MICROSOFT CORPORATION v. INTERNATIONAL TRADE COMMISSION

Summarized by:

  • Court: Intellectual Property Archives
  • Area(s) of Law: Patents, Infringement
  • Date Filed: 10-03-2013
  • Case #: 2012-1445, 2012-1535
  • Judge(s)/Court Below: U.S. Court of Appeals, Federal Circuit
  • LexisNexis Citation: 2013 U.S. App. LEXIS 20205
  • Westlaw Citation: 2013 WL 5479876
  • Full Text Opinion

Patent infringement and the existence of a domestic industry relating to the articles protected by the patent must both be shown to establish a violation of section 337 of the Tariff Act of 1930.

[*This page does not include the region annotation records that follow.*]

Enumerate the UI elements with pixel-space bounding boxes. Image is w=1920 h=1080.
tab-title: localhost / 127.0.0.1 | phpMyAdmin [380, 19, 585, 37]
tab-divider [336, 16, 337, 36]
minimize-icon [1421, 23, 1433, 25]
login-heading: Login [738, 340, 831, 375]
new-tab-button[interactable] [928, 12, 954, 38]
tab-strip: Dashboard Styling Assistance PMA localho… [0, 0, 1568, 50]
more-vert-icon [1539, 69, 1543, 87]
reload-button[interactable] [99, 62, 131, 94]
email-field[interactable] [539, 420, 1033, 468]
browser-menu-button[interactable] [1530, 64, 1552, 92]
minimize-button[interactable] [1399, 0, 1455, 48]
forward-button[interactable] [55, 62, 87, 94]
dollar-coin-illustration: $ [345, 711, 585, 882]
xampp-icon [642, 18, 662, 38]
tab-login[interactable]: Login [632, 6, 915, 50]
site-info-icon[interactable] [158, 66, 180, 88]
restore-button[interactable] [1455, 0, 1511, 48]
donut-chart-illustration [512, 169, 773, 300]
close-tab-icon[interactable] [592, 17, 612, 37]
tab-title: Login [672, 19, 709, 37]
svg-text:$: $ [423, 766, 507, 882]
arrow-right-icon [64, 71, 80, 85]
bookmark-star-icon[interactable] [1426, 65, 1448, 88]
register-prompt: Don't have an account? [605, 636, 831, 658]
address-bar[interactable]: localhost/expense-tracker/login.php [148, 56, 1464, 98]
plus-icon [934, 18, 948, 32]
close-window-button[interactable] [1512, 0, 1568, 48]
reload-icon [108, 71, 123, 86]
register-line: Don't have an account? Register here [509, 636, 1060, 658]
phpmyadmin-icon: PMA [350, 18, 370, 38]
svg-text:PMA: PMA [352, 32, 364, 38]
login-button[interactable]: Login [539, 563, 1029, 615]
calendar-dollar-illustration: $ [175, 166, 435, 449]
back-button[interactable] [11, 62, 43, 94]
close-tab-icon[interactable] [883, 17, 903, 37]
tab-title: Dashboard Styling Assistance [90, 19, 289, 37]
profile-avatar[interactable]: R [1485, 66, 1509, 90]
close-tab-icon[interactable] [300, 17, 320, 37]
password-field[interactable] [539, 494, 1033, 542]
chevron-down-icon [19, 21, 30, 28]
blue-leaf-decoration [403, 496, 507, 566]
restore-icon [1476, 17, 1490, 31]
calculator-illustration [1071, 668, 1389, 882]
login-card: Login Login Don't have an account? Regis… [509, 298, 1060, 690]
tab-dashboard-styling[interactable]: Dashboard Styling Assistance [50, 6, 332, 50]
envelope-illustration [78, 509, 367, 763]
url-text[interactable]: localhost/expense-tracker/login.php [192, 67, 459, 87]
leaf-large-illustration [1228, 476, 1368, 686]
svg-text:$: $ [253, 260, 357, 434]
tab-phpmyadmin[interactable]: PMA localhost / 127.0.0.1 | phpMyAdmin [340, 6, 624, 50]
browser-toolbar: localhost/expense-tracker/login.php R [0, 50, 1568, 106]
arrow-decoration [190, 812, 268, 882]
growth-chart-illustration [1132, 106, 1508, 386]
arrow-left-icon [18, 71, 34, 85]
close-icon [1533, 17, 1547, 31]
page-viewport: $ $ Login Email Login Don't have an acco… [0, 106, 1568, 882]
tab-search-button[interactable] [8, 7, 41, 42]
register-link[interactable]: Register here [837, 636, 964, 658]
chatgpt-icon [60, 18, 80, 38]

Opinion (TARANTO): Microsoft Corp. ("Microsoft") alleged that Motorola Mobility, Inc. ("Motorola") violated section 337 of the Tariff Act of 1930. A 337 violation requires two elements; 1) infringement of a patent, and 2) the existence of a domestic industry relating to the articles protected by the patent. Microsoft alleged Motorola infringed four of its patents, numbers ‘054, ‘762, ‘376, and ‘133. The Federal Trade Commission (the Commission) affirmed the ALJ’s initial judgments and found no infringement of any of the patents. The Commission also found that Microsoft failed to prove the existence of a domestic industry relating to articles protected by its patents. On appeal, Microsoft argued the ALJ’s claim construction of the ‘054 patent. The Court found the general term “state” necessarily required further clarification and that the accused products could not infringe the ‘054 claims because they did not use “resource state information.” With respect to the ‘376 and the ‘762 patents, the Court found substantial evidence that Microsoft failed to prove a domestic industry because there was not sufficient evidence proving any third-party mobile device implemented “articles protected by the patents.” Finally, the Court found error in the ALJ’s imputation of a “deliberate” intention requirement to the functionality of the ‘133 patent. Because the ALJ relied on the lack of deliberate intention to find that the accused products did not violate the ‘133 claim, the Court REVERSED and REMANDED the ‘133 non-infringement judgment. The ‘054 patent judgment was AFFIRMED, as was the determination that Microsoft failed to establish a domestic industry for the ‘376 and ‘762 patents.